What is interesting in those two novel datasets is that they now allow to study how to deal with missing values –which is a pervasive issue when dealing with biological data of heterogenous types– and to apply explainability approaches to better understand the recommendations made by a collaborative filtering approach. Moreover, PREDICT and TRANSCRIPT are the first datasets which comprise true negative drug-disease matchings, which can allow going beyond the Positive-Unlabeled Learning† framework.
The type of data used to build datasets PREDICT and TRANSCRIPT, along with the associated code, are detailed respectively in notebooks PREDICT_dataset.ipynb and TRANSCRIPT_dataset.ipynb in the following GitHub repository. Those notebooks can be run again or improved in order to update those datasets with novel biological information or database update.
We are really looking forward to explain more in details collaborative filtering, and to apply classic collaborative filtering methods on those datasets!
Footnotes
★ Involved in at least one nonzero drug-disease matching.
✦ Rounded up to 0.01.
† This concept is explained in this blog post.

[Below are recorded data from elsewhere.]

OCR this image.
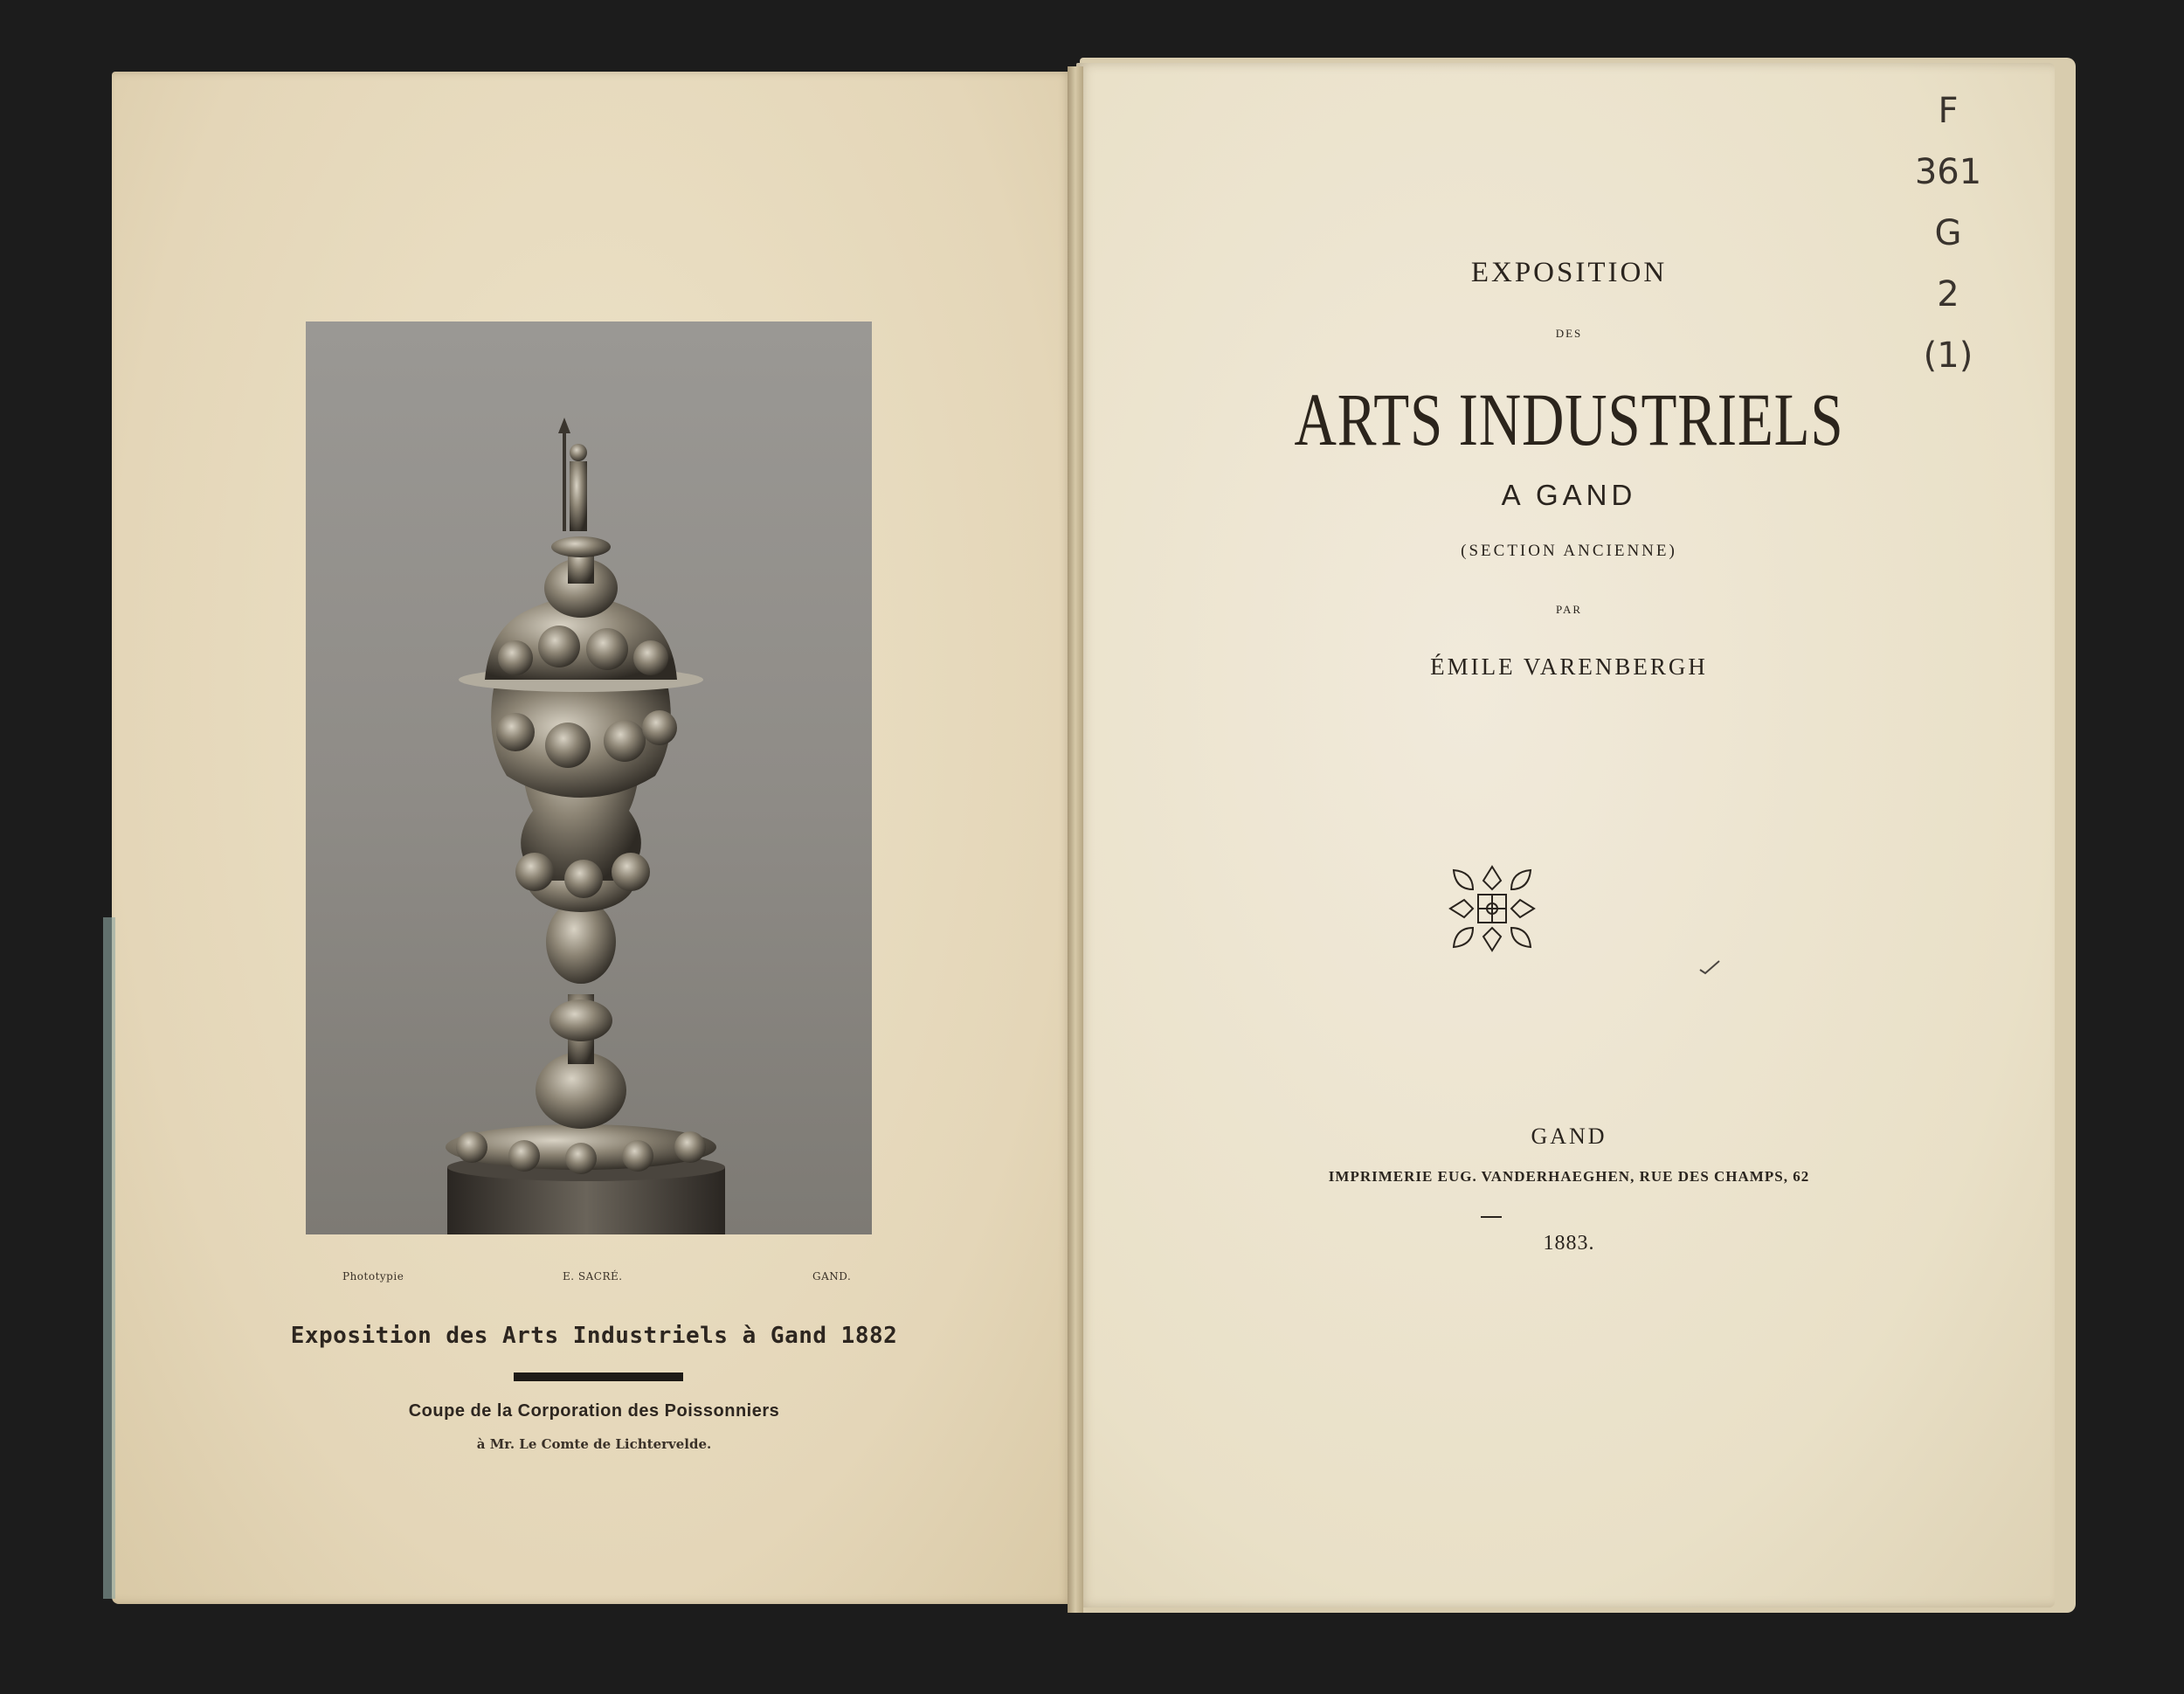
Phototypie	E. SACRÉ.	GAND.
Exposition des Arts Industriels à Gand 1882
Coupe de la Corporation des Poissonniers
à Mr. Le Comte de Lichtervelde.
EXPOSITION
DES
ARTS INDUSTRIELS
A GAND
(SECTION ANCIENNE)
PAR
ÉMILE VARENBERGH
GAND
IMPRIMERIE EUG. VANDERHAEGHEN, RUE DES CHAMPS, 62
1883.
F
361
G
2
(1)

Update 06/09/2023: Correction of a typo on the number of drug features in dataset LRSSL.
References
[1] Gottlieb, A., Stein, G. Y., Ruppin, E., & Sharan, R. (2011). PREDICT: a method for inferring novel drug indications with application to personalized medicine. Molecular systems biology, 7(1), 496.
[2] Luo, H., Li, M., Wang, S., Liu, Q., Li, Y., & Wang, J. (2018). Computational drug repositioning using low-rank matrix approximation and randomized algorithms. Bioinformatics, 34(11), 1904-1912.

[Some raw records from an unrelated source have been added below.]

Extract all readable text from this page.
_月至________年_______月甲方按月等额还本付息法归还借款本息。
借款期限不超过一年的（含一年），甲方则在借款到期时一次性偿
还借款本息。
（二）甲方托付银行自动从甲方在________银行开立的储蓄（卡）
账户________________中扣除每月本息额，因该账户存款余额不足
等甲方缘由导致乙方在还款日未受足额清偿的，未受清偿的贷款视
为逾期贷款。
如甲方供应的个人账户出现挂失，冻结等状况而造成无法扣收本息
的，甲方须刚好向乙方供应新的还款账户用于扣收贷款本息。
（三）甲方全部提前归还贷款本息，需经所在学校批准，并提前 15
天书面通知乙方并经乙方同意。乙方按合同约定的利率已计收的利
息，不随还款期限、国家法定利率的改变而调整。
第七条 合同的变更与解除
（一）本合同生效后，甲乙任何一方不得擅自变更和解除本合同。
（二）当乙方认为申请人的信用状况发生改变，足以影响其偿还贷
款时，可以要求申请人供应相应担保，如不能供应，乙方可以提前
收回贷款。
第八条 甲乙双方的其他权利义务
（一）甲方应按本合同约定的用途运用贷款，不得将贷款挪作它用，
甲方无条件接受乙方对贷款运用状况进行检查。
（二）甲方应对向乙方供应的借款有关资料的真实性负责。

[3] Liang, X., Zhang, P., Yan, L., Fu, Y., Peng, F., Qu, L., … & Chen, Z. (2017). LRSSL: predict and interpret drug–disease associations based on data integration using sparse subspace learning. Bioinformatics, 33(8), 1187-1196.
[4] Gao, C. Q., Zhou, Y. K., Xin, X. H., Min, H., & Du, P. F. (2022). DDA-SKF: Predicting Drug–Disease Associations Using Similarity Kernel Fusion. Frontiers in Pharmacology, 12, 3971.